Looking for what I have to do to get it working with the installer installed python if possible.

CodePudding user response:

The reason you can't run lldb against the Python 3.10 you downloaded from python.org is that it's a hardened binary, which is supposed to make applications more secure by default-denying things that could do the kinds of things a debugger could do.

You can see for yourself by running the command...

codesign -d -v --entitlements - $(which python3)

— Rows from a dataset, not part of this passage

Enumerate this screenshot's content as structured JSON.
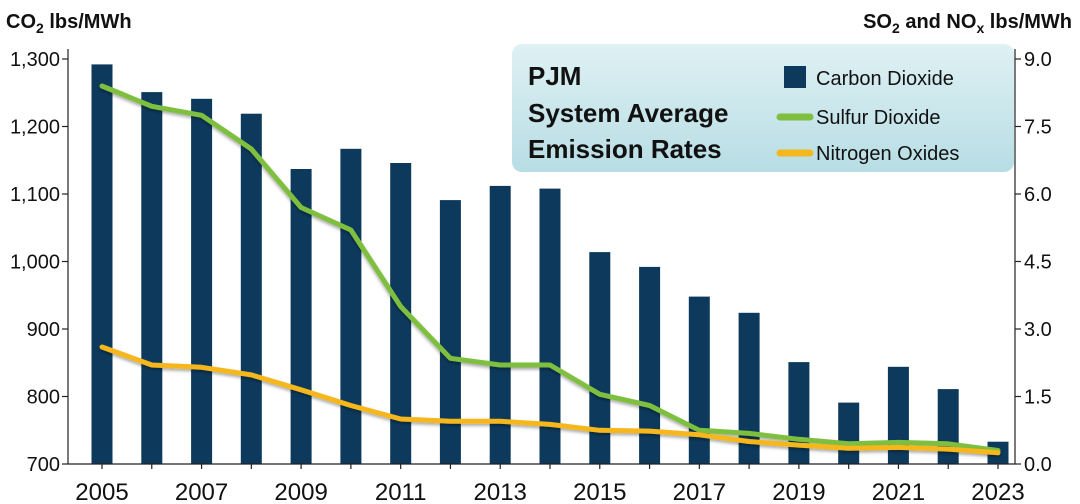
{
  "chart_data": {
    "type": "bar+line",
    "title_lines": [
      "PJM",
      "System Average",
      "Emission Rates"
    ],
    "left_axis": {
      "title_prefix": "CO",
      "title_sub": "2",
      "title_suffix": " lbs/MWh",
      "range": [
        700,
        1300
      ],
      "ticks": [
        "700",
        "800",
        "900",
        "1,000",
        "1,100",
        "1,200",
        "1,300"
      ]
    },
    "right_axis": {
      "title_a": "SO",
      "title_a_sub": "2",
      "title_mid": " and NO",
      "title_b_sub": "x",
      "title_suffix": " lbs/MWh",
      "range": [
        0,
        9
      ],
      "ticks": [
        "0.0",
        "1.5",
        "3.0",
        "4.5",
        "6.0",
        "7.5",
        "9.0"
      ]
    },
    "x_labels": [
      "2005",
      "2007",
      "2009",
      "2011",
      "2013",
      "2015",
      "2017",
      "2019",
      "2021",
      "2023"
    ],
    "years": [
      2005,
      2006,
      2007,
      2008,
      2009,
      2010,
      2011,
      2012,
      2013,
      2014,
      2015,
      2016,
      2017,
      2018,
      2019,
      2020,
      2021,
      2022,
      2023
    ],
    "series": [
      {
        "name": "Carbon Dioxide",
        "kind": "bar",
        "axis": "left",
        "color": "#0d3a5c",
        "values": [
          1292,
          1251,
          1241,
          1219,
          1137,
          1167,
          1146,
          1091,
          1112,
          1108,
          1014,
          992,
          948,
          924,
          851,
          791,
          844,
          811,
          733
        ]
      },
      {
        "name": "Sulfur Dioxide",
        "kind": "line",
        "axis": "right",
        "color": "#7fbf3f",
        "values": [
          8.4,
          7.95,
          7.75,
          7.0,
          5.7,
          5.2,
          3.5,
          2.35,
          2.2,
          2.2,
          1.55,
          1.3,
          0.75,
          0.68,
          0.55,
          0.45,
          0.48,
          0.45,
          0.3
        ]
      },
      {
        "name": "Nitrogen Oxides",
        "kind": "line",
        "axis": "right",
        "color": "#f5b71e",
        "values": [
          2.6,
          2.2,
          2.15,
          1.98,
          1.65,
          1.3,
          1.0,
          0.95,
          0.95,
          0.88,
          0.75,
          0.73,
          0.65,
          0.5,
          0.42,
          0.35,
          0.37,
          0.33,
          0.25
        ]
      }
    ],
    "legend_position": "top-right",
    "grid": false
  }
}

Here's mine (on an exploded version of the pkg installer from python's site:

codesign -d  -v --entitlements - ${HOME}/python-3.10.6/Python_Framework.pkg/Versions/3.10/bin/python3.10

Executable=/Users/wkl/python-3.10.6/Python_Framework.pkg/Versions/3.10/bin/python3.10

Identifier=python3
Format=Mach-O universal (x86_64 arm64)

# flags=0x10000(runtime) indicates the binary is hardened
CodeDirectory v=20500 size=755 flags=0x10000(runtime) hashes=13 7 

location=embedded
Signature size=8998
Timestamp=Aug 1, 2022 at 17:21:35
Info.plist=not bound
TeamIdentifier=DJ3H93M7VJ
Runtime Version=12.1.0
Sealed Resources=none
Internal requirements count=1 size=168
[Dict]
    [Key] com.apple.security.automation.apple-events
    [Value]
        [Bool] true
    [Key] com.apple.security.cs.allow-dyld-environment-variables
    [Value]
        [Bool] true
    [Key] com.apple.security.cs.disable-executable-page-protection
    [Value]
        [Bool] true
    [Key] com.apple.security.cs.disable-library-validation
    [Value]
        [Bool] true

And the official Python installer needs to be built with hardened runtime enabled because it's necessary to pass Apple notarization - this is also described in their own build docs:

To pass macos Gatekeeper download quarantine, the final package must be signed with a valid Apple Developer ID certificate using productsign.

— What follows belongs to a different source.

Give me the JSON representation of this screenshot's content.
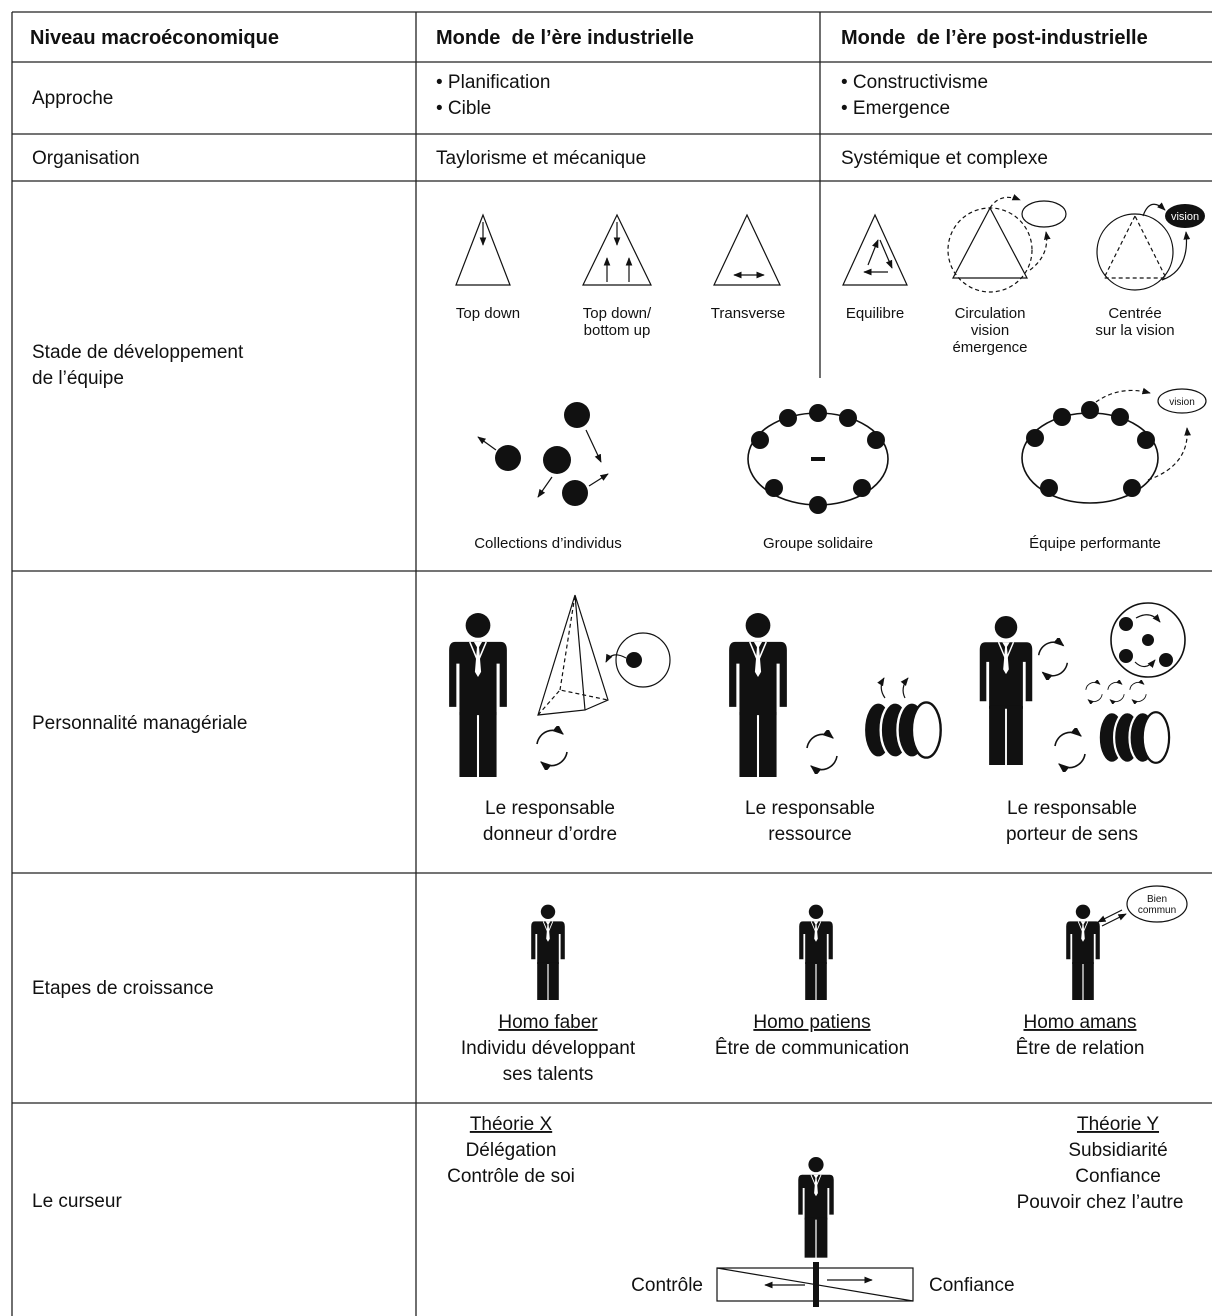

Starting with macOS 10.15 Catalina, Gatekeeper now also requires that installer packages are submitted to and pass Apple's automated notarization service using the altool command.

To pass notarization, the binaries included in the package must be built with at least the macOS 10.9 SDK, must now be signed with the codesign utility, and executables must opt in to the hardened run time option with any necessary entitlements.


All of the above is to say that it's this way because of modern macos security restrictions.

One (temporary) potential solution is to disable SIP, as described in Apple's own documentation, but understand that it carries security risks and isn't recommended for normal usage.

Another is just to have your own builds of Python if you need specific versions that are otherwise unavailable, or use any install that isn't the officially built packages.